The accuracy of three models (“first order kinetic”, “logistic” and “Gompertz”) in predicting the BMP values has been verified, calibrating the model parameters with the data collected in BMP tests (i.e., the first 5, 7, 10, 14 and 21 days) that are shorter than usually done (28 days or more). Moreover, the influence of the number of replicates (i.e., two or three) on the model prediction accuracy was also evaluated.

The test duration significantly influences the prediction accuracy of Gompertz and first order models. In contrast, the number of replicates is only significant for the Gompertz model. Performing BMP in triplicates is however highly advisable especially when the failure of BMP tests is possible (e.g., acidification or presence of inhibiting agents).

The BMP model predictions based on tests with the shorter durations (less than 10 days) are not accurate, since the errors are generally higher than 30%. A dataset of 14 days reduces these errors to 20–25% for the first order and logistic models, and below 30% for Gompertz model.
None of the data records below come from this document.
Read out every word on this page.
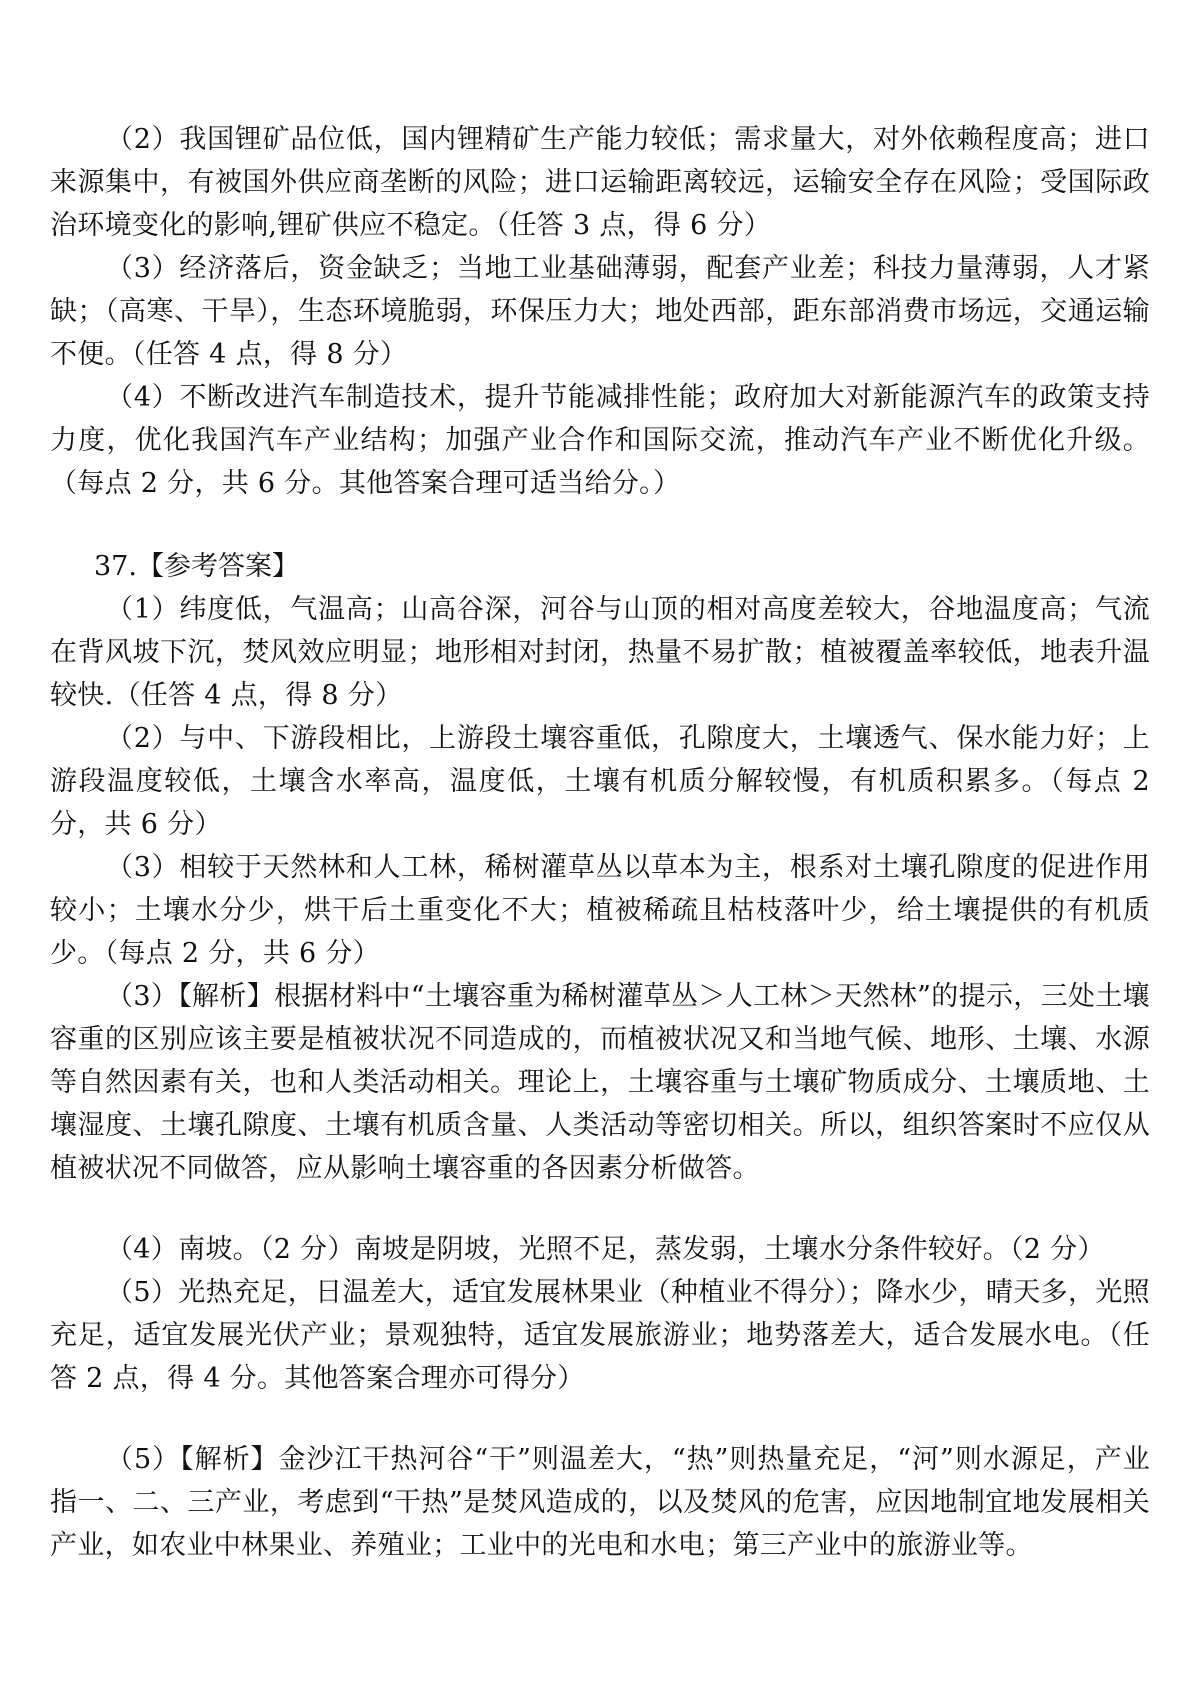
（2）我国锂矿品位低，国内锂精矿生产能力较低；需求量大，对外依赖程度高；进口来源集中，有被国外供应商垄断的风险；进口运输距离较远，运输安全存在风险；受国际政治环境变化的影响,锂矿供应不稳定。（任答 3 点，得 6 分）

（3）经济落后，资金缺乏；当地工业基础薄弱，配套产业差；科技力量薄弱，人才紧缺；（高寒、干旱），生态环境脆弱，环保压力大；地处西部，距东部消费市场远，交通运输不便。（任答 4 点，得 8 分）

（4）不断改进汽车制造技术，提升节能减排性能；政府加大对新能源汽车的政策支持力度，优化我国汽车产业结构；加强产业合作和国际交流，推动汽车产业不断优化升级。（每点 2 分，共 6 分。其他答案合理可适当给分。）

37.【参考答案】

（1）纬度低，气温高；山高谷深，河谷与山顶的相对高度差较大，谷地温度高；气流在背风坡下沉，焚风效应明显；地形相对封闭，热量不易扩散；植被覆盖率较低，地表升温较快.（任答 4 点，得 8 分）

（2）与中、下游段相比，上游段土壤容重低，孔隙度大，土壤透气、保水能力好；上游段温度较低，土壤含水率高，温度低，土壤有机质分解较慢，有机质积累多。（每点 2 分，共 6 分）

（3）相较于天然林和人工林，稀树灌草丛以草本为主，根系对土壤孔隙度的促进作用较小；土壤水分少，烘干后土重变化不大；植被稀疏且枯枝落叶少，给土壤提供的有机质少。（每点 2 分，共 6 分）

（3）【解析】根据材料中“土壤容重为稀树灌草丛＞人工林＞天然林”的提示，三处土壤容重的区别应该主要是植被状况不同造成的，而植被状况又和当地气候、地形、土壤、水源等自然因素有关，也和人类活动相关。理论上，土壤容重与土壤矿物质成分、土壤质地、土壤湿度、土壤孔隙度、土壤有机质含量、人类活动等密切相关。所以，组织答案时不应仅从植被状况不同做答，应从影响土壤容重的各因素分析做答。

（4）南坡。（2 分）南坡是阴坡，光照不足，蒸发弱，土壤水分条件较好。（2 分）

（5）光热充足，日温差大，适宜发展林果业（种植业不得分）；降水少，晴天多，光照充足，适宜发展光伏产业；景观独特，适宜发展旅游业；地势落差大，适合发展水电。（任答 2 点，得 4 分。其他答案合理亦可得分）

（5）【解析】金沙江干热河谷“干”则温差大，“热”则热量充足，“河”则水源足，产业指一、二、三产业，考虑到“干热”是焚风造成的，以及焚风的危害，应因地制宜地发展相关产业，如农业中林果业、养殖业；工业中的光电和水电；第三产业中的旅游业等。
Overall, this study has demonstrated that two of the evaluated models (i.e., first order and logistic models) provide BMP estimations with differences lower than 25% and a limited numbers of outliers compared to full-length tests, using as model’s input parameters the data collected in tests of limited duration (i.e., more than 14 days) compared to the commonly adopted time (28 days or even more). The increase of this test duration to 21 days gives errors in BMP values below 10% (for the Gompertz and logistic models) and a further reduction of outliers.